Saturday, January 19, 2013

Living in the NOW

I've always hated all those motivational books with NOW in the title.  All about living in the moment, spiritual enlightenment, blah blah - - in general, anything like that kind of stuff makes me very uneasy at best and very angry at worst.

From time to time, well-meaning people have always said to me that I should live more "in the moment" as they call it.  Then I feel a quiet smugness when, five minutes later, they ask whether I have some nail scissors/a towel/some tissues/a metal detector/a spare engine for their car - - and I produce the item from out of my capacious handbag.

I don't live "in the moment" and I don't rely on luck, or fate, or whatever to help me.  I just don't believe in them.  I believe in other people, though, of course, and they help me a lot.

I'm a planner, a preparer, a think-of-every-eventuality type.  What am I going to teach to the students?  Where are we going on holiday?  Always I look to the future and plan it as best as I can.

This is having to change, because of my Mum's illness.

She is terminally ill with a rather rare cancer - omental peritoneal cancer.  (Don't read the link if you're imaginative - the symptoms of it are common to many other conditions so it's quite scary!)

For once, I'm having to live "in the moment".  Every enjoyable conversation that I have with her, every pleasant visit (she lives next door) is suddenly there to be treasured.  Her gentleman friend is looking after her brilliantly, making her the foods she likes and filling the house with the flowers that she loves.

Because it's winter and there's snow, she isn't quite as furious as she might be that she can't go out gardening.  Because she has short-term memory loss (she's 88) she keeps momentarily forgetting all about the illness and just enjoying the present.

We are having lots of visitors - - all coming to see her, and that's great.  I'm not sure if she knows that some of the far-flung ones are coming to say goodbye.  My take on it is that if she asks any questions I will answer them honestly, though as kindly as I can.  If she doesn't ask, I won't make her discuss things.

I'm trying to enjoy the present too, and there are plenty of good things.  That was an interesting morning with medical students.  That was an enjoyable trip to Blackpool to work with doctors.  That was a good film.  Those highlights of Michael Parkinson's interviews were brilliant.  That was a really good pub meal with friends.

At the moment I feel I can't plan any trips away - - and planning holidays and little trips away has always one of my favourite things, so it's left me rather confused.

All my emotions are heightened - I find I laugh or cry even more easily than usual (and that's REALLY easily!)

I think it's probably good practice for me, this living-in-the-moment time, this there-is-only-NOW feeling.  I'm not used to it.  It's a very, very strange time.




5 Comments:

Anonymous Jay at The Depp Effect said...

There's a lot to be said for living in the moment. Being forced to live in the moment, however, is not good at all.
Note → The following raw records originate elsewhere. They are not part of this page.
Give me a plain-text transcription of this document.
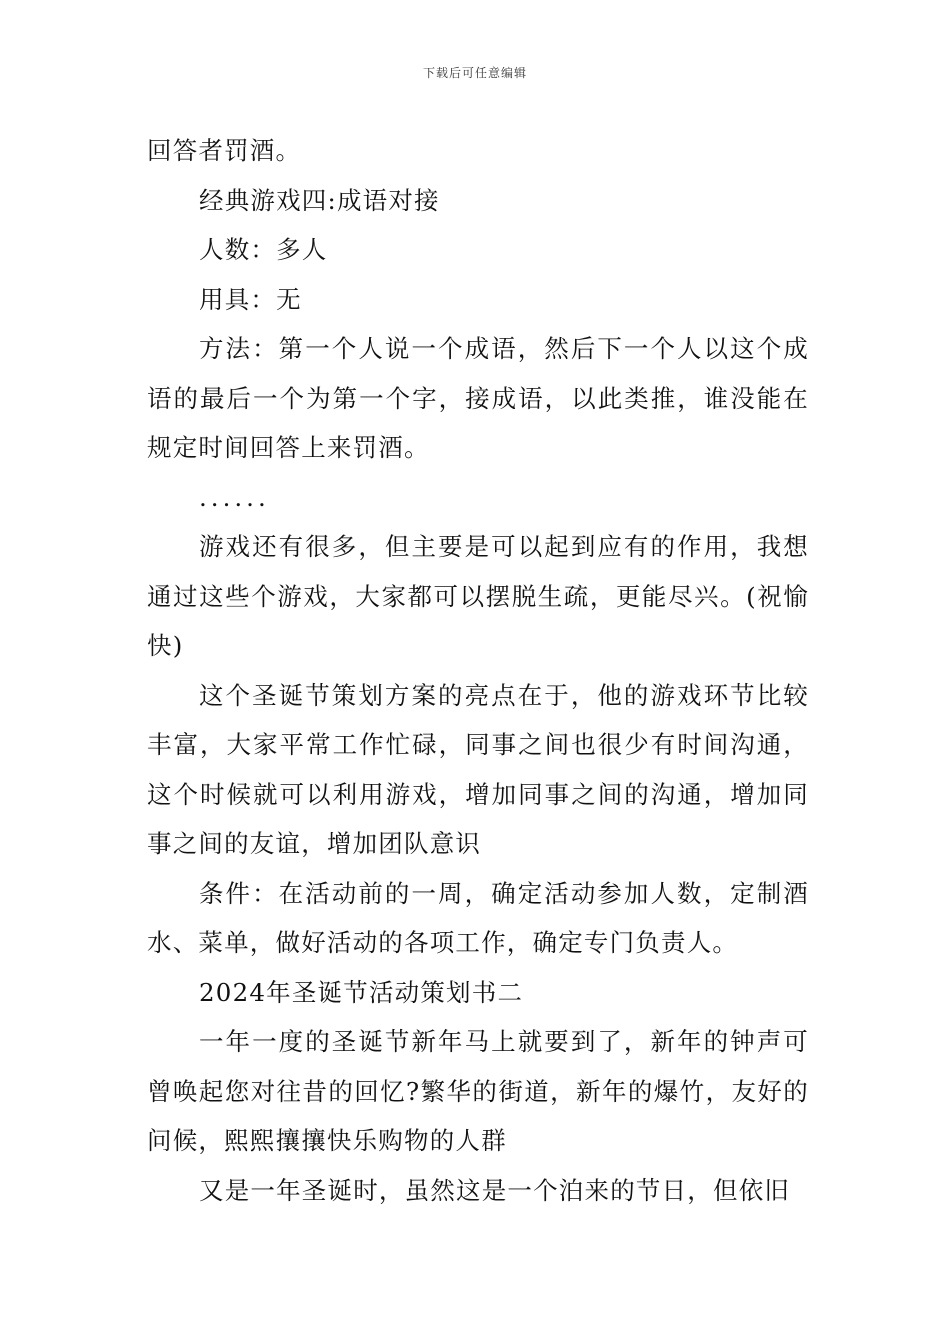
下载后可任意编辑

回答者罚酒。

经典游戏四:成语对接

人数：多人

用具：无

方法：第一个人说一个成语，然后下一个人以这个成语的最后一个为第一个字，接成语，以此类推，谁没能在规定时间回答上来罚酒。

......

游戏还有很多，但主要是可以起到应有的作用，我想通过这些个游戏，大家都可以摆脱生疏，更能尽兴。(祝愉快)

这个圣诞节策划方案的亮点在于，他的游戏环节比较丰富，大家平常工作忙碌，同事之间也很少有时间沟通，这个时候就可以利用游戏，增加同事之间的沟通，增加同事之间的友谊，增加团队意识

条件：在活动前的一周，确定活动参加人数，定制酒水、菜单，做好活动的各项工作，确定专门负责人。

2024年圣诞节活动策划书二

一年一度的圣诞节新年马上就要到了，新年的钟声可曾唤起您对往昔的回忆?繁华的街道，新年的爆竹，友好的问候，熙熙攘攘快乐购物的人群

又是一年圣诞时，虽然这是一个泊来的节日，但依旧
I'm so sorry to hear about your mother. She sounds such a dear, eccentric soul. I'm glad you're having time to be with her and enjoy her company though.

In a strange way I envy you, because my own mother was there one day, full of life and vitality (though disabled), and the next she was gone from us. She had a huge stroke and was left unable to move or communicate, and - I believe - blind, but not deaf. She lingered for five days like that, before succumbing to the inevitable. I wish I'd been able to say goodbye.

That doesn't detract from the pain you're going through, of course. It's different, but just as bad for you. :(

4:51 pm  
Blogger Ailbhe said...

Oh gosh. How weirdly impossible it seems.

9:55 pm  
Blogger Jennyta said...

Oh, I'm so sorry, Daphne - a very difficult time for you all but, as you say, the time you have with her now is to be treasured. She is so lucky to have you and, of course, her gentleman friend who sounds absolutely lovely.

9:33 am  
Blogger Katherine said...

I'm thinking of you.
Imagining you completely in the now, enjoying one of your marvelous swims.

9:37 am  
Blogger Yorkshire Pudding said...

I read the news about your mum and your current emotionally heghtened life with much sympathy. To every time there is a season... And this is the long goodbye. Strangely, a time to treasure.